Saturday, 6 February 2021

Young Hustlers ‘Hiding In The Open’ 12” (Skuggsidan)

 

My review of Young Hustlers’ debut cassette ‘Encaged’ described a series of tracks built from familiar power electronics components but promising more than it could deliver, the singularity to the pieces wearing quite thin. Of greater moment were the duo’s tracks on Styggelse’s ‘Stadsbranden 3’ compilation, a crueller detachment settling into the two tracks donated to that collection.
 
The opening synth buzz, slow synth excoriation and barked vocals of “Alienation” bash out an effective but primitive power electronics attack opening ‘Hiding In The Open’, flagging that Young Hustler’s stoic primitivism hasn’t been abandoned – but the pieces have moved beyond the motionless trajectory of ‘Encaged’, demonstrated by the emergence of a scalding fuzz into the opening track, and the antisocial remoteness of the project remains strong. What follows is familiar European power electronics but with a heavy dose of unsettling hooliganism bringing similar disquiet to Young Hustlers’ neighbourhood the way Skm-Etr did to Winnipeg in the mid-’00s, notable for what it manages within strict genre confines rather than any attempt to move or expand upon those. The tracks from both ‘Stadsbranden 3’ and the pair’s split cassette with Alfarmania are included on the LP, ‘Hiding In The Open’ the fuller exposition of the tone set across those releases.

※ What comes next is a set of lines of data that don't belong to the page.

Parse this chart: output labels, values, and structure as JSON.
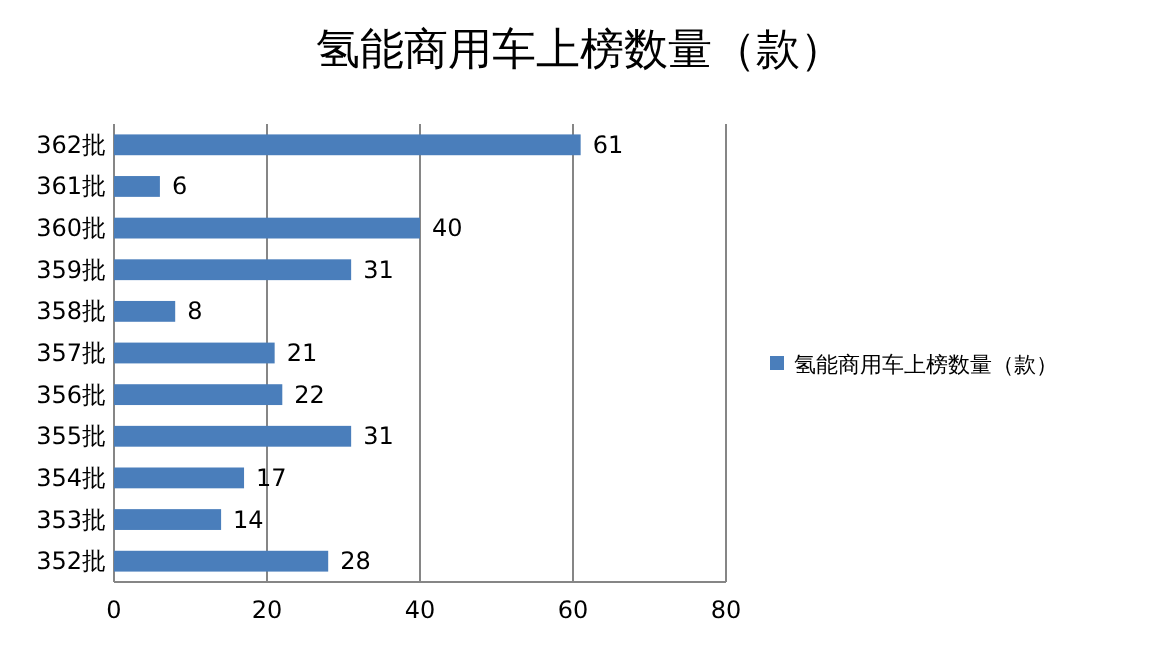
{
  "chart_data": {
    "type": "bar",
    "orientation": "horizontal",
    "title": "氢能商用车上榜数量（款）",
    "categories": [
      "362批",
      "361批",
      "360批",
      "359批",
      "358批",
      "357批",
      "356批",
      "355批",
      "354批",
      "353批",
      "352批"
    ],
    "series": [
      {
        "name": "氢能商用车上榜数量（款）",
        "color": "#4a7ebb",
        "values": [
          61,
          6,
          40,
          31,
          8,
          21,
          22,
          31,
          17,
          14,
          28
        ]
      }
    ],
    "xlim": [
      0,
      80
    ],
    "xticks": [
      0,
      20,
      40,
      60,
      80
    ],
    "grid": "x",
    "legend": "right",
    "data_labels": true
  }
}
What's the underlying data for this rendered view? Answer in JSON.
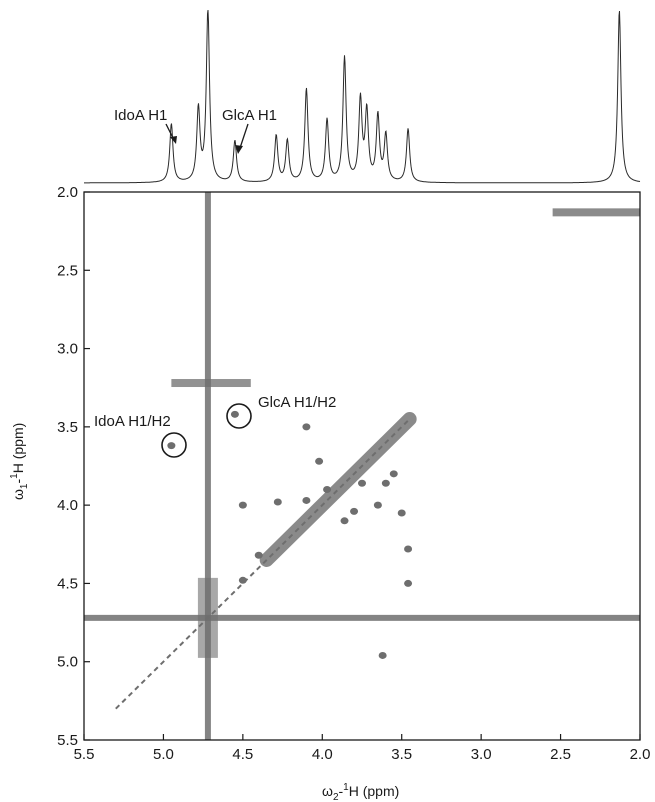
{
  "chart_data": {
    "type": "scatter",
    "title": "",
    "x_axis": {
      "label_prefix": "ω",
      "label_sub": "2",
      "label_mid": "-",
      "label_sup": "1",
      "label_suffix": "H (ppm)",
      "range": [
        5.5,
        2.0
      ],
      "ticks": [
        "5.5",
        "5.0",
        "4.5",
        "4.0",
        "3.5",
        "3.0",
        "2.5",
        "2.0"
      ]
    },
    "y_axis": {
      "label_prefix": "ω",
      "label_sub": "1",
      "label_mid": "-",
      "label_sup": "1",
      "label_suffix": "H (ppm)",
      "range": [
        2.0,
        5.5
      ],
      "ticks": [
        "2.0",
        "2.5",
        "3.0",
        "3.5",
        "4.0",
        "4.5",
        "5.0",
        "5.5"
      ]
    },
    "grid": false,
    "spectrum_1d": {
      "peaks": [
        {
          "ppm": 4.95,
          "height": 0.34
        },
        {
          "ppm": 4.78,
          "height": 0.42
        },
        {
          "ppm": 4.72,
          "height": 1.0
        },
        {
          "ppm": 4.55,
          "height": 0.24
        },
        {
          "ppm": 4.29,
          "height": 0.27
        },
        {
          "ppm": 4.22,
          "height": 0.24
        },
        {
          "ppm": 4.1,
          "height": 0.54
        },
        {
          "ppm": 3.97,
          "height": 0.36
        },
        {
          "ppm": 3.86,
          "height": 0.72
        },
        {
          "ppm": 3.76,
          "height": 0.47
        },
        {
          "ppm": 3.72,
          "height": 0.4
        },
        {
          "ppm": 3.65,
          "height": 0.38
        },
        {
          "ppm": 3.6,
          "height": 0.27
        },
        {
          "ppm": 3.46,
          "height": 0.31
        },
        {
          "ppm": 2.13,
          "height": 1.0
        }
      ]
    },
    "cross_peaks": [
      {
        "x": 4.95,
        "y": 3.62
      },
      {
        "x": 4.55,
        "y": 3.42
      },
      {
        "x": 4.5,
        "y": 4.0
      },
      {
        "x": 4.5,
        "y": 4.48
      },
      {
        "x": 4.28,
        "y": 3.98
      },
      {
        "x": 4.1,
        "y": 3.5
      },
      {
        "x": 4.02,
        "y": 3.72
      },
      {
        "x": 3.97,
        "y": 3.9
      },
      {
        "x": 3.86,
        "y": 4.1
      },
      {
        "x": 3.8,
        "y": 4.04
      },
      {
        "x": 3.75,
        "y": 3.86
      },
      {
        "x": 3.65,
        "y": 4.0
      },
      {
        "x": 3.6,
        "y": 3.86
      },
      {
        "x": 3.55,
        "y": 3.8
      },
      {
        "x": 3.5,
        "y": 4.05
      },
      {
        "x": 3.46,
        "y": 4.28
      },
      {
        "x": 3.46,
        "y": 4.5
      },
      {
        "x": 3.62,
        "y": 4.96
      },
      {
        "x": 4.4,
        "y": 4.32
      },
      {
        "x": 4.1,
        "y": 3.97
      }
    ],
    "solvent_ppm": 4.72,
    "acetate_ppm": 2.13,
    "annotations_1d": [
      {
        "text": "IdoA H1",
        "ppm": 4.95
      },
      {
        "text": "GlcA H1",
        "ppm": 4.55
      }
    ],
    "annotations_2d": [
      {
        "text": "IdoA H1/H2",
        "x": 4.95,
        "y": 3.62
      },
      {
        "text": "GlcA H1/H2",
        "x": 4.55,
        "y": 3.42
      }
    ]
  }
}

Heavy synth currents and burly distortion layers remain the instrumentation of choice but the vocals are the central feature both in attack and tone; “Cocaethylene” sets the scene with an overwhelming glut of effects in which the vocal blasts are immersed, as sickly feedback and a slippery low-end thud take up the small amount of available space which remains. The remaining tracks of the first side follow suit, the unhinged vocals dominating the compositional space, new track “Bacca Bazi” a favourite as the punishing yells become so swollen with effects that they bear the sonic texture of sheet metal bashing as much as they do vocalising, supported by an insistent fast-paced repetition and intentionally irritating mid-range scratching.

Over the second side a balance returns between vocals and instrumentation, Skm-Etr heavily invoked in the rampant vocal effects and turgid synth of “Startpistol Med Hagelpatron”, while the heavy thrust of “Vagabond Annihilation” and glacial synth ebb of “Knullad Av Hundar”, laced with a fuzz of cold wind distortion, allow more space between the lines of hoarse yelling. While playing an intentionally supportive role across the LP the chance for that instrumentation to emerge is crucial to closer “Vagen Ut”, which unwinds a softer mid-range shudder and slow modulations for a chilled finale of introspection, the heavy vocals completely absent and replaced instead by spaced spoken word passages seemingly sampled from news broadcasts or the like. Spoken in Swedish the content of those passages is lost on me, but the sudden shift from hooliganism to introversion is clear: a pause in external hostilities to dwell on the internal motivations which enrage the remainder.

While there may not be solace there does seem to be in “Vagen Ut” an internal recognition of the excesses across the remainder of ‘Hiding In The Open’, a retreat into the shadows after blazing across the city fuelled by intoxicants and malign intentions. The danger which brews in the remaining tracks is palpable, but that detached antisocialism is actually recognised and made that little more dangerous by the clarity of thinking which “Vagen Ut” brings to an already strong LP.